En esta empresa de protección de la Corona, el Gobierno se ha enfrentado a sus socios dentro y fuera de la coalición. Todos los pasos que se han dado en este sentido se han tomado en solitario o con la connivencia del PP, pero siempre aislando a Unidas Podemos, que han conocido los detalles minutos antes de que se hicieran públicos. De manera sistemática, los aliados de Sánchez han instrumentalizado la figura del rey para intentar desgastar la institución y promover iniciativas en su contra. En paralelo y también sistemáticamente, el PSOE se ha opuesto y se ha alineado en una inédita entente con PP y Vox para evitar que prosperasen.

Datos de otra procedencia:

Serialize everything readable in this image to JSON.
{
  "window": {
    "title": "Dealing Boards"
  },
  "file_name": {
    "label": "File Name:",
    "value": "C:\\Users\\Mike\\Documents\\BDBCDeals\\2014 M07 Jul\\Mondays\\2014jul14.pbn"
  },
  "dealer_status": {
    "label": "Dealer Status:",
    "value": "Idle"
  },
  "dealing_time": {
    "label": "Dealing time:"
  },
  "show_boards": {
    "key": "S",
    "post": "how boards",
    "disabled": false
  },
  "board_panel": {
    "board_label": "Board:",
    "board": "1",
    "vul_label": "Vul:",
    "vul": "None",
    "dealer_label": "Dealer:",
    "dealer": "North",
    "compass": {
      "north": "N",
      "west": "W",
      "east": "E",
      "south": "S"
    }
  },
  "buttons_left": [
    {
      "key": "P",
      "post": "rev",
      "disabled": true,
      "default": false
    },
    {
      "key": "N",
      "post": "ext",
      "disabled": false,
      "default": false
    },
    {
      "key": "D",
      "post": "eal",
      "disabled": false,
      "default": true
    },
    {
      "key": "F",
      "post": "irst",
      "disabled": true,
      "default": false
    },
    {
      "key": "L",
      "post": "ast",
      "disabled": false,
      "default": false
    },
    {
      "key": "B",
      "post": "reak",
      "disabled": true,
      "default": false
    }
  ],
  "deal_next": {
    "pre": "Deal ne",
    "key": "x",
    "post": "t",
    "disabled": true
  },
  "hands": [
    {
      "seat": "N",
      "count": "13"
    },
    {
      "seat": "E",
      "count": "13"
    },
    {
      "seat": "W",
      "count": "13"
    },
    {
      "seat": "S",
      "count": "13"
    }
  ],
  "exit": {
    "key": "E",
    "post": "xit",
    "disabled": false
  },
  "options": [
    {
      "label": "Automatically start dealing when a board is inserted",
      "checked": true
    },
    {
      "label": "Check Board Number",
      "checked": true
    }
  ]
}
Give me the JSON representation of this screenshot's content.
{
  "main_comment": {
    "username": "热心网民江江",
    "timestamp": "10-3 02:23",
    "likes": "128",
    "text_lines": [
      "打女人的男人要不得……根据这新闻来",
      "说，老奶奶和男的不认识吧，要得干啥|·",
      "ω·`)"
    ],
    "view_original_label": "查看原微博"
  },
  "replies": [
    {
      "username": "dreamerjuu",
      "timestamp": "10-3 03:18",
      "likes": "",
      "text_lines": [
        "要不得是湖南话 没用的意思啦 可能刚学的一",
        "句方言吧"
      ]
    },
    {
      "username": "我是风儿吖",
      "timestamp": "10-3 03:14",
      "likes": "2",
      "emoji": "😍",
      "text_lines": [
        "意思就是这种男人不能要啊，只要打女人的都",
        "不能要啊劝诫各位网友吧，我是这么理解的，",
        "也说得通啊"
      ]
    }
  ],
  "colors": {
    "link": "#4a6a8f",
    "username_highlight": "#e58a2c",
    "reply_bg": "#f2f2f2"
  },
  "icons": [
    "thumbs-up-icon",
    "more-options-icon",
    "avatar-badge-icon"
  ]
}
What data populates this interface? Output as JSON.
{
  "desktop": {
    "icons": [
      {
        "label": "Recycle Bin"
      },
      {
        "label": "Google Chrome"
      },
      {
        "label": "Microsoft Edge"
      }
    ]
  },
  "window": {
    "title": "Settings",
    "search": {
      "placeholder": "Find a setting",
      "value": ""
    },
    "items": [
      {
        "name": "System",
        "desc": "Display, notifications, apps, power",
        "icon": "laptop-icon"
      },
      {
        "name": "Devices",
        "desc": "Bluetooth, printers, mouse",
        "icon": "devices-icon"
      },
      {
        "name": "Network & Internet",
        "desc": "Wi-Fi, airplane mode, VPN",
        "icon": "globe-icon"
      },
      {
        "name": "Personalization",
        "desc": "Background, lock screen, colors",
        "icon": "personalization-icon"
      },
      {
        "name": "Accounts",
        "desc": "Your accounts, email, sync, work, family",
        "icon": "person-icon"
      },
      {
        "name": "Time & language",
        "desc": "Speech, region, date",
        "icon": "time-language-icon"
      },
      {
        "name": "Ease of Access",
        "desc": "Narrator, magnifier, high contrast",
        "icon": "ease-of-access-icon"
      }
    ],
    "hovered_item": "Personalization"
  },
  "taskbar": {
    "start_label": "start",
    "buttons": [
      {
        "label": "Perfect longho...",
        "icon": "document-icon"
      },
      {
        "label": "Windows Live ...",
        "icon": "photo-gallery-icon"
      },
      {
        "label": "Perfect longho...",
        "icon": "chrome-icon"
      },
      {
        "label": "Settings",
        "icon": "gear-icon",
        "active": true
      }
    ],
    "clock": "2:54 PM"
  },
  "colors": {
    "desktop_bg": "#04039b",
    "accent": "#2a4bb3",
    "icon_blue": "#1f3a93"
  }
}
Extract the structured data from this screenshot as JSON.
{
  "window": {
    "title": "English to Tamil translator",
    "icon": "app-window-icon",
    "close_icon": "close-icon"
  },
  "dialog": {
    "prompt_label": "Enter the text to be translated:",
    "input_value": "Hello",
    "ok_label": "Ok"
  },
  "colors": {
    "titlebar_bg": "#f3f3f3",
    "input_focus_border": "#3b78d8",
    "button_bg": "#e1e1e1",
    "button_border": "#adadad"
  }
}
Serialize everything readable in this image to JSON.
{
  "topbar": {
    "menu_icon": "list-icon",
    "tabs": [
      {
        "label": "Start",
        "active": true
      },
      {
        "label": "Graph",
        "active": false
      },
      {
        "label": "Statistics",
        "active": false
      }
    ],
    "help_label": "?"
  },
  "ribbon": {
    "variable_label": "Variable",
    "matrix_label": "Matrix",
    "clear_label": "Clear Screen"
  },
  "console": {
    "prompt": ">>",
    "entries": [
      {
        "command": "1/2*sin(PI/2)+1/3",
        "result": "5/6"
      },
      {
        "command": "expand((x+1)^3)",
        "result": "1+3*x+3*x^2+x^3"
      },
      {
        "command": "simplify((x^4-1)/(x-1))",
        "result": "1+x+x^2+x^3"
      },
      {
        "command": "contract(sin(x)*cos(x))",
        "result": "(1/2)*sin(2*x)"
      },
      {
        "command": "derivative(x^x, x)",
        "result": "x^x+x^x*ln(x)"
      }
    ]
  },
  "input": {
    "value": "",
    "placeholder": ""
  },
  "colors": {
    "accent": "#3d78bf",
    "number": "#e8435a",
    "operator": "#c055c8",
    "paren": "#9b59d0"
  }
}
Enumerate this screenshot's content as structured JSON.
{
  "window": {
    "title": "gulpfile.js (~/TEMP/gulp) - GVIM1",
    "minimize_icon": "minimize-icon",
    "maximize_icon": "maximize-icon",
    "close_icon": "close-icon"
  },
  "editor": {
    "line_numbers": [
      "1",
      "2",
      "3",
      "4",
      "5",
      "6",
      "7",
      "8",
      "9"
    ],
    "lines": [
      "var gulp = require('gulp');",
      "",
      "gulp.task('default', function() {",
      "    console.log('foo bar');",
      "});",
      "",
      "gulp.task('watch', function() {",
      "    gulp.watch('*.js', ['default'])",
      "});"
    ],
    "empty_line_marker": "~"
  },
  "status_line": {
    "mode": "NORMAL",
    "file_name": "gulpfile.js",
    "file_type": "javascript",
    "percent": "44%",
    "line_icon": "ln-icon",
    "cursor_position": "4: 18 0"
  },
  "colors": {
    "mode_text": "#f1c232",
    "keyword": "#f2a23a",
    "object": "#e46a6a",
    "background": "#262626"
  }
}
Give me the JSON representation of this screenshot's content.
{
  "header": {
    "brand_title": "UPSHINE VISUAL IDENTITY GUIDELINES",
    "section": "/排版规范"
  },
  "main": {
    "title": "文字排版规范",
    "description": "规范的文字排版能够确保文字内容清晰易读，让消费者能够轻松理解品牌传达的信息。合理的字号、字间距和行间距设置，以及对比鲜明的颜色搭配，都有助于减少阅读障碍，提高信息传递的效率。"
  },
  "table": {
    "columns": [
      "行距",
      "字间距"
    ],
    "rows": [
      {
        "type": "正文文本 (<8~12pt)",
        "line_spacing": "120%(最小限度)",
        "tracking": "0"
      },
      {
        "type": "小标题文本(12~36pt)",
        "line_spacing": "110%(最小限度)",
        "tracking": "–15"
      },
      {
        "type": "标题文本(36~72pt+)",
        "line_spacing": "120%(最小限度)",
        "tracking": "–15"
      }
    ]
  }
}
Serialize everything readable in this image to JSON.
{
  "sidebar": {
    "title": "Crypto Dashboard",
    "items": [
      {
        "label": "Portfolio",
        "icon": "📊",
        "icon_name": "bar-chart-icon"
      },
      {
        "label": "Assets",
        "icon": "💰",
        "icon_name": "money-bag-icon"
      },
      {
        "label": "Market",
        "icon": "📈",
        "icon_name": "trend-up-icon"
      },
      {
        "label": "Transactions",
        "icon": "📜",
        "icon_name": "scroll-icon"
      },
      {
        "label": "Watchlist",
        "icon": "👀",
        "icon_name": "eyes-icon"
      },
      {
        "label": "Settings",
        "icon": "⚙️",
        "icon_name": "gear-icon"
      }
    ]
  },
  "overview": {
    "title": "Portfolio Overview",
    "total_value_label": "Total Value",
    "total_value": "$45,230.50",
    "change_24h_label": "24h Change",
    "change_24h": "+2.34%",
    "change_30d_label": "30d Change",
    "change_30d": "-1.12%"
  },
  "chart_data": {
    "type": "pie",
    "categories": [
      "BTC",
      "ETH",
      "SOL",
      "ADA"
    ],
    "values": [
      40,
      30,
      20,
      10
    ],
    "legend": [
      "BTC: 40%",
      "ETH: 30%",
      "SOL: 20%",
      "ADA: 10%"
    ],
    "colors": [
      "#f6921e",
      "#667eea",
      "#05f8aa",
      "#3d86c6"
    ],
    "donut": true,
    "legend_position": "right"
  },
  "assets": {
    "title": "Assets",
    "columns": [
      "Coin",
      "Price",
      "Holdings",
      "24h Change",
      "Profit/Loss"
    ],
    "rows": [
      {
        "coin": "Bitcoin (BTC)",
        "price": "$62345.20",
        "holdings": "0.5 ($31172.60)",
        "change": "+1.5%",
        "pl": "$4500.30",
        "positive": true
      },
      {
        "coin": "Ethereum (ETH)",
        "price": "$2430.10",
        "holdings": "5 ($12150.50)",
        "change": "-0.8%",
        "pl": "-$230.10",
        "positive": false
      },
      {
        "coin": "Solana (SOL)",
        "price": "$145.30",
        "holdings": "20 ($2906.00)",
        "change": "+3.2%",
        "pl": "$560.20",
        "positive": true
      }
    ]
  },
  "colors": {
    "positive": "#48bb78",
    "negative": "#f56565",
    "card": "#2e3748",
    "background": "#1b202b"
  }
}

En el Ejecutivo han intentado durante estos días mantener un perfil bajo, el mismo que esperaban para la visita de Don Juan Carlos y trasladaban toda la presión hacia la Zarzuela, asegurando que no “competía” al Gobierno pronunciarse sobre una cuestión “de carácter personal”. Sí lamentan que la visita no haya tenido la discreción debida y que se haya convertido en un “espectáculo”, asegurando que se hace un “flaco favor” a la institución. No obstante, en Moncloa son conscientes de las dificultades en las que el que fuera rey está poniendo a su hijo, a quien apenas avisó horas antes de poner rumbo a España. “Sobre Don Juan Carlos no manda nadie”, aseguraba un miembro del Gabinete. Este viaje de cuatro días será el mejor test de estrés para calibrar el impacto de su presencia en España y hasta qué punto se puede normalizar.